MECMAU ZEVAİD |
İMAN |
ANA SAYFA
Kur’an Hadis Sözlük Biyografi
Islam ve Iman
160. Enes'in
bildirdiğine göre Resulullah (Sallallahu aleyhi ve Sellem): "İslam aleni
alandır. İman ise kalptedir" buyurduktan sonra, üç kere kalbine işaret
ederek: "Takva burada saklıdır. Takva burada saklıdır" buyururdu.
*Ahmed b. Hanbel ve Ebu Ya'la hadisin tamamını, Bezzar ise
özetini rivayet etmiş olup hadisin Ali b. Mes'ade dışındaki ravileri Sahih'in
ravileridir. Ali b, Mes'ade'yi de ibn Hibban, Ebu Davud et-Tayalisı, Ebu Hatim
ve ibn Main güvenilir kabul ederlerken, başkaları zayıf olduğunu
söylemişlerdir.
161. Ebu Said
el-Hudri'nin bildirdiğine göre Resulullah (Sallallahu aleyhi ve Sellem) şöyle
buyurmuştur: "Dünyada mÜminler Üç kısmıdır: Bir, Allah'a ve Resulü'ne inanan,
sonra (imanlarında) kuşku duymaksızın malları ve canlarıyla Allah yolunca cihat
edenler. İki, insanların, malları ve canları konusunda gÜvendikleri kimseler.
Sonuncusu da, nefsı bir arzusu kabarsa, onu aziz ve celil olan Allah için terk
edenler."
*Hadisi Ahmed b. Hanbel rivayet etmiş olup senedinde yer alan
Derrac güvenilir görülmekle birlikte birden çok kimse onu zayıf saymıştır.
162. İbn Abbas'ın
bildirdiğine göre Resulullah (Sallallahu aleyhi ve Sellem): "Kişiye iman
olarak ''Allah'ı Rab, Muhammed'i peygamber ve İslam'ı da din olarak kabul edip
razı oldum'' demesi yeterlidir" buyurmuştur.
*Hadisi el-Mu'cemu'l-evsat'ta rivayet eden Taberani peşinden
"Bunu Hişam b.
Urve'den, Muhammed b.
Umeyr'den başkası rivayet etmemiştir" açıklamasını yapmıştır.
Ben derim ki: Bu zati
ibn Hibban es-Sikat'ta zikretmiştir.
163. Cabir'in
bildirdiğine göre Peygamber (Sallallahu aleyhi ve Sellem) Sühaym'e, insanlara:
"Cennete müminden başkası giremeyecektir" diye ilan etmesini emretti.
*Hadisi Ahmed b. Hanbel rivayet etmiş olup senedinde ibn
Lehia yer almıştır.
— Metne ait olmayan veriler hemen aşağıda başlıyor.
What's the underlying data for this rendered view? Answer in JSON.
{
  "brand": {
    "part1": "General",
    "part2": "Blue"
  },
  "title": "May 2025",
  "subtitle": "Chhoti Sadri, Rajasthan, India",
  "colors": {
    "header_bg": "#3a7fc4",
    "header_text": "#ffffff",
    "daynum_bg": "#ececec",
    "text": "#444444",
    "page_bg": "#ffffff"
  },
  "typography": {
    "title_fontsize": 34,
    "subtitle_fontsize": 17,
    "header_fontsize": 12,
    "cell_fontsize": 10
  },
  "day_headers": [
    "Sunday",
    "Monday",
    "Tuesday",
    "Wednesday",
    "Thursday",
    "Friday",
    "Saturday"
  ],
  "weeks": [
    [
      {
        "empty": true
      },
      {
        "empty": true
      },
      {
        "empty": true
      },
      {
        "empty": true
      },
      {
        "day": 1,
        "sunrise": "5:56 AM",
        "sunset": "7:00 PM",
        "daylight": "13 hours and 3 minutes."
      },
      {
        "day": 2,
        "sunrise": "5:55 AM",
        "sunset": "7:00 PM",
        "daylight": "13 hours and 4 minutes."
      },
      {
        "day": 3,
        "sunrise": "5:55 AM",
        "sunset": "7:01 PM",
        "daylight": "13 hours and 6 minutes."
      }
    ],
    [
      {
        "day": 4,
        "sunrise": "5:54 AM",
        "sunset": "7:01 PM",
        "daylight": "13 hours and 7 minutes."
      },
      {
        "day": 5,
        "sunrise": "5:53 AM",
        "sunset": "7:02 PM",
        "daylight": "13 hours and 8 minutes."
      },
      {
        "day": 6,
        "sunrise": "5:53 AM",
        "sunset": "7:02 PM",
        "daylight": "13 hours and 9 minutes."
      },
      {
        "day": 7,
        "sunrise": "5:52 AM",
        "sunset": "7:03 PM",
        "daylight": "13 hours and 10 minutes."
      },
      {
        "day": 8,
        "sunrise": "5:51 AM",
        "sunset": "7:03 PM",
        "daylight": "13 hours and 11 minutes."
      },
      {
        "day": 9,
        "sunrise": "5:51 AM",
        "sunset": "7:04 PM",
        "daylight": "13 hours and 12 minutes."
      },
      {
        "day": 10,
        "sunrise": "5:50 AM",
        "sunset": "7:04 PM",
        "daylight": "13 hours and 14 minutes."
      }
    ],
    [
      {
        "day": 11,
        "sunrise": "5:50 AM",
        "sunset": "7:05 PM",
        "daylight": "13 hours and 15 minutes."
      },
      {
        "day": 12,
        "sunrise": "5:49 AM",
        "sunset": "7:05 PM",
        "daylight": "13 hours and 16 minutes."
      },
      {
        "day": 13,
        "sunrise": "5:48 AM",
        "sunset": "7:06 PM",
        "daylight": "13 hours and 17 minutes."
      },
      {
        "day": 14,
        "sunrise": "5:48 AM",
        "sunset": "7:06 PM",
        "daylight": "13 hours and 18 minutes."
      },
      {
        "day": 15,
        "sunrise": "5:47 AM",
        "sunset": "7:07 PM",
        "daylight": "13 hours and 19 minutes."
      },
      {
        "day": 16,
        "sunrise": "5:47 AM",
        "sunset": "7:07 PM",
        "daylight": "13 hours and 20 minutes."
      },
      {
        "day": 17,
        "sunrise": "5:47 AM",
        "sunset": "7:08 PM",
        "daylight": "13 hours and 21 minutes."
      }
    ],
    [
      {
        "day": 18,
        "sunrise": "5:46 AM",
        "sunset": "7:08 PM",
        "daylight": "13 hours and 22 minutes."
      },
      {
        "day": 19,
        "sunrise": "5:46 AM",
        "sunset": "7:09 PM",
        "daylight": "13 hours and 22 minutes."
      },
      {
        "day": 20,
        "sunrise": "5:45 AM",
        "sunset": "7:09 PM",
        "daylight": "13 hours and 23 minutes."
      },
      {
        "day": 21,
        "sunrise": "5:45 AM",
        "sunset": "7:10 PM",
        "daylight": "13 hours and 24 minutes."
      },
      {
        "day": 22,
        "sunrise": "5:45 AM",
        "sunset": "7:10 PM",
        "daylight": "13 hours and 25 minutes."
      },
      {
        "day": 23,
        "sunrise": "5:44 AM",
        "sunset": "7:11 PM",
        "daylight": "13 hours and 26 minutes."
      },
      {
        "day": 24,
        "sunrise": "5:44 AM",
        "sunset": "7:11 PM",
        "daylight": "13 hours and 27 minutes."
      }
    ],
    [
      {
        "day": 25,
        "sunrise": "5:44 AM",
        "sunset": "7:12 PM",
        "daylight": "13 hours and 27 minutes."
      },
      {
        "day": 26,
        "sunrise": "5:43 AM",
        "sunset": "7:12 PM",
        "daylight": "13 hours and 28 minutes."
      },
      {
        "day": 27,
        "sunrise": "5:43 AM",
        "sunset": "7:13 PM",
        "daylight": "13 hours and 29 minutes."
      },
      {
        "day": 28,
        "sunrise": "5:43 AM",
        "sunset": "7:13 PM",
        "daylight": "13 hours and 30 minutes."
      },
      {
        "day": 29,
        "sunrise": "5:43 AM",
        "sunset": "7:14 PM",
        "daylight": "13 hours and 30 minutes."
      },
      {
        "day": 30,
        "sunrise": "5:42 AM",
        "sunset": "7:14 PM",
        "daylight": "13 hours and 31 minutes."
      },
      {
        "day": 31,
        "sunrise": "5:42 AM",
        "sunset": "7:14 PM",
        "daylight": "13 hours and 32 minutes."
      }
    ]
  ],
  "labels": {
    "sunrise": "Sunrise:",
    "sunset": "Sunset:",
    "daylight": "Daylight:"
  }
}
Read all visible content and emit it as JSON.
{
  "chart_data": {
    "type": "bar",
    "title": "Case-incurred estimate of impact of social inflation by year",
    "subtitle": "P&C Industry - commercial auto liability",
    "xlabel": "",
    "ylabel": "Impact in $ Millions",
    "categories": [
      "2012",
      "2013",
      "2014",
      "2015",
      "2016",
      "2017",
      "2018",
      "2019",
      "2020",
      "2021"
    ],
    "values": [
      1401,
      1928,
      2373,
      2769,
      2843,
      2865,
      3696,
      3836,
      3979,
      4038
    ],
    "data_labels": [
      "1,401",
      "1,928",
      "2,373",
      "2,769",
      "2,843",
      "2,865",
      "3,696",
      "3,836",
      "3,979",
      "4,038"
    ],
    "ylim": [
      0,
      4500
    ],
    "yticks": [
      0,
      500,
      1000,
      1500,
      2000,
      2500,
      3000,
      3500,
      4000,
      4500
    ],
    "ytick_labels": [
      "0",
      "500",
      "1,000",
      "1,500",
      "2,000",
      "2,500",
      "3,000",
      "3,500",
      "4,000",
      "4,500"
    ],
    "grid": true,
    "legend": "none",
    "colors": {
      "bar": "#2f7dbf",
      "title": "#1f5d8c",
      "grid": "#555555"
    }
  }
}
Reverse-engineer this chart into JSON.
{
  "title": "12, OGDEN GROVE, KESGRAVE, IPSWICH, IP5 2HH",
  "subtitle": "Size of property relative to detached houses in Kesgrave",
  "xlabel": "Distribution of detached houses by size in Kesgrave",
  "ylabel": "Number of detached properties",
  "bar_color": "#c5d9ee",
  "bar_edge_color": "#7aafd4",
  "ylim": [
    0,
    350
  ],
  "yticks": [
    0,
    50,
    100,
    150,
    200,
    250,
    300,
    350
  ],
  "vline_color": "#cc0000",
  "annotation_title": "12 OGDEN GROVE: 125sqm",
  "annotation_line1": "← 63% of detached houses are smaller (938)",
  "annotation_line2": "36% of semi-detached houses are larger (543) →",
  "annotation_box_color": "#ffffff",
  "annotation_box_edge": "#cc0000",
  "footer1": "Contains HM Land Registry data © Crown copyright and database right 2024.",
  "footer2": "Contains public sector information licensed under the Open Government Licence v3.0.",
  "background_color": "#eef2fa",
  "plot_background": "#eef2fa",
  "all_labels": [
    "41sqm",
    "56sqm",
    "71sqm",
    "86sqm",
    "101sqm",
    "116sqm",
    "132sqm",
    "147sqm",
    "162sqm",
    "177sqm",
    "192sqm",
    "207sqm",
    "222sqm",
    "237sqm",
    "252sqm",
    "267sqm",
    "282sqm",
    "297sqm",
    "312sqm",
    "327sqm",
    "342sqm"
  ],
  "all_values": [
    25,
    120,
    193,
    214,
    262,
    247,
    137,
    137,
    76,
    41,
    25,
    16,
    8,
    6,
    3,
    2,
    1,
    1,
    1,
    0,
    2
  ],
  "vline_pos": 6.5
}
Ravi zinciri hasendir.
164. Abdullah b.
Mes'ud'un bildirdiğine göre Resulullah (Sallallahu aleyhi ve Sellem) şöyle
buyurmuştur: "Muhakkak ki aziz ve celilolan Allah, sizin aranızda
rızkınızı payettiği gibi ahlakınızı da payetmiştir. Muhakkak ki aziz ve celil
olan Allah sevdiğine de, sevmediğine de dünya malından verir; ama dini yalnız
sevdiklerine verir. Kime din verilmişse, onu muhakkak sevmiştir. Nefsim kudret
elinde olana yemin ederim ki, kul, kalbi ve dili Müslüman olmadıkça (gerçek
bir) Müslüman olamaz. Komşusu, kötülüklerinden emin olmadıkça da iman etmiş
olamaz. "
"Ey Allah'ın
Nebisi! Kötülükleri nelerdir?" diye sorduğumda şöyle buyurdu:
"Aldatması ve zulmetmesidir.
Kişi bir haram mal kazanıp ondan infakta bulunsa, o mal kendisine bereket
getirmez. Ondan sadaka verse, kabul edilmez. Geride bıraksa, bu onun için
sadece cehenneme azık olur. Şüphesiz ki Allah kötüyü kötÜyle yok etmez. Fakat
kötÜyÜ iyiyle yok eder; zira pislik, pisliği temizlemez. "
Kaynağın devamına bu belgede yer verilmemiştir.